I had never put those two words together before: "curated self." It's the self you would carefully construct for an exhibit in and art museum. It seems Facebook has created the world's biggest museum for such an exhibit. The Globe's Kathleen Burge used the phrase in "Overblown Facebook personas can leave friends deflated" on Tuesday's front page. "Facebook and other social media allow users to present a curated self, showing friends or the public a happier or more accomplished version of a person….the gap between reality and the Facebook version can be striking, and troubling, psychologists say."

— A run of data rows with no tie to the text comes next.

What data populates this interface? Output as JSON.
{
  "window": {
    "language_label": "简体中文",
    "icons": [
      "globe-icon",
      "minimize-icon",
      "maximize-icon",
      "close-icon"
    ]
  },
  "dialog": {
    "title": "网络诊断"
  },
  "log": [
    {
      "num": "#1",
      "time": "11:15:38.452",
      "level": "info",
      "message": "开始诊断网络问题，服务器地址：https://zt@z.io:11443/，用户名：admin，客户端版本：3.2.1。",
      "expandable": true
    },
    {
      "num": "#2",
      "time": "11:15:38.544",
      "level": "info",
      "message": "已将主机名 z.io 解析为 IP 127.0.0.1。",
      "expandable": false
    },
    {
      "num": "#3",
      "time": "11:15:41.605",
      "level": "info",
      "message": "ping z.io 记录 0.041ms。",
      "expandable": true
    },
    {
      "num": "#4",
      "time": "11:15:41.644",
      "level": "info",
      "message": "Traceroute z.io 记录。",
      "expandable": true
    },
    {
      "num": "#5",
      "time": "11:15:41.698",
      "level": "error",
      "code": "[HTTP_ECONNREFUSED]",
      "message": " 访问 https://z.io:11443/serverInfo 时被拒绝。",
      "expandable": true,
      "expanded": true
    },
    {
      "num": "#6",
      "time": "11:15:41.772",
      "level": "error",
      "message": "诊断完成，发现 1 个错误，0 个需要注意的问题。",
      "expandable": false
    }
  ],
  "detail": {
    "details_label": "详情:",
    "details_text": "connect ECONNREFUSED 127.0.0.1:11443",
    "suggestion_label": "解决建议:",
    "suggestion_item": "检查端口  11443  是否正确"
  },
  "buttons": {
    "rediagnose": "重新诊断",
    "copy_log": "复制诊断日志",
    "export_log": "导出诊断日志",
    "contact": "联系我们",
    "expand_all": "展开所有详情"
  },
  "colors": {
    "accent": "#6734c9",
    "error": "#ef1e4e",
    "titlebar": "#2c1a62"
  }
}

Burke cites a University of Michigan study: “The finding was the more people used Facebook, the worse they felt, and the less satisfied they were with their lives.” She also cites Sherry Turkle , professor of the Social Studies of Science and Technology at MIT and author of the book, “Alone Together: Why We Expect More from Technology and Less from Each Other,” who said managing our online selves has grown more complex, expanding from Facebook to Twitter, Instagram, Snapchat, and other platforms.
Apparently, even spending a little time managing your profile raises your self-esteem. But when you look at others it goes down. “During the day, you look at your noncurated self. You live with your mistakes,” Turkle said. “On Facebook, you’re always the way you want to be.”
I never made much of myself. Not long after I joined Facebook a few years ago, I found that I didn't want to take the time to create much of an exhibit (profile). But I guess there was enough of me there behind the looking glass to generate some requests for friends (which grew and grew to about 19). My friends' expanding exhibits cried out for attention via email reminders to take a look and I grew weary. I finally took my exhibit down, preferring to remain a little more of a mystery and opting for more phone calls, emails and if possible face to face meetings to connect. I was a little hurt that no one noticed I had disappeared from the universe.
The Globe story led me to give thanks for the first thing we do in worship at the beginning of each week--confession. It's there because God's presence reveals things to us. In God's clarifying presence we see things about our lives that we might not see otherwise. When Isaiah had a dramatic encounter with God in the temple, his first response was confession. And it can be the same for us in our worship.
Some congregations no longer include a prayer of confession in their worship because the practice is considered too "negative." They contend that people have enough difficulties in their lives without the church adding to the burden. But confession is not about adding a burden. Quite the opposite. It is about being unburdened. There is no joy in denial. But there can be great joy in receiving forgiveness.
As Christians we don't need to traffic in denial. We can afford to be realists. We are free to face the truth about ourselves: good and bad are inextricably intertwined within us. Sometimes we act nobly, but even then our motivations can be mixed. This is not a hopeless admission. We are free to be realists because our hope is in God. In confession, we rely not on our own goodness, but on God's forgiveness. The God in whose presence we see our lives with jarring clarity at the same time shows us that we are loved, nonetheless.
Two proclaimers of God's love I know happen to have Facebook pages. One is our intern Eric Worringer (700 friends) and another is a former intern, the soon-to-be-famous-if not-already Keith Anderson (1400 friends). They use their exhibits not so much for self-promotion but to share deep and interesting things with the world. I humbly submit that they look like masterpieces to me. Look them up.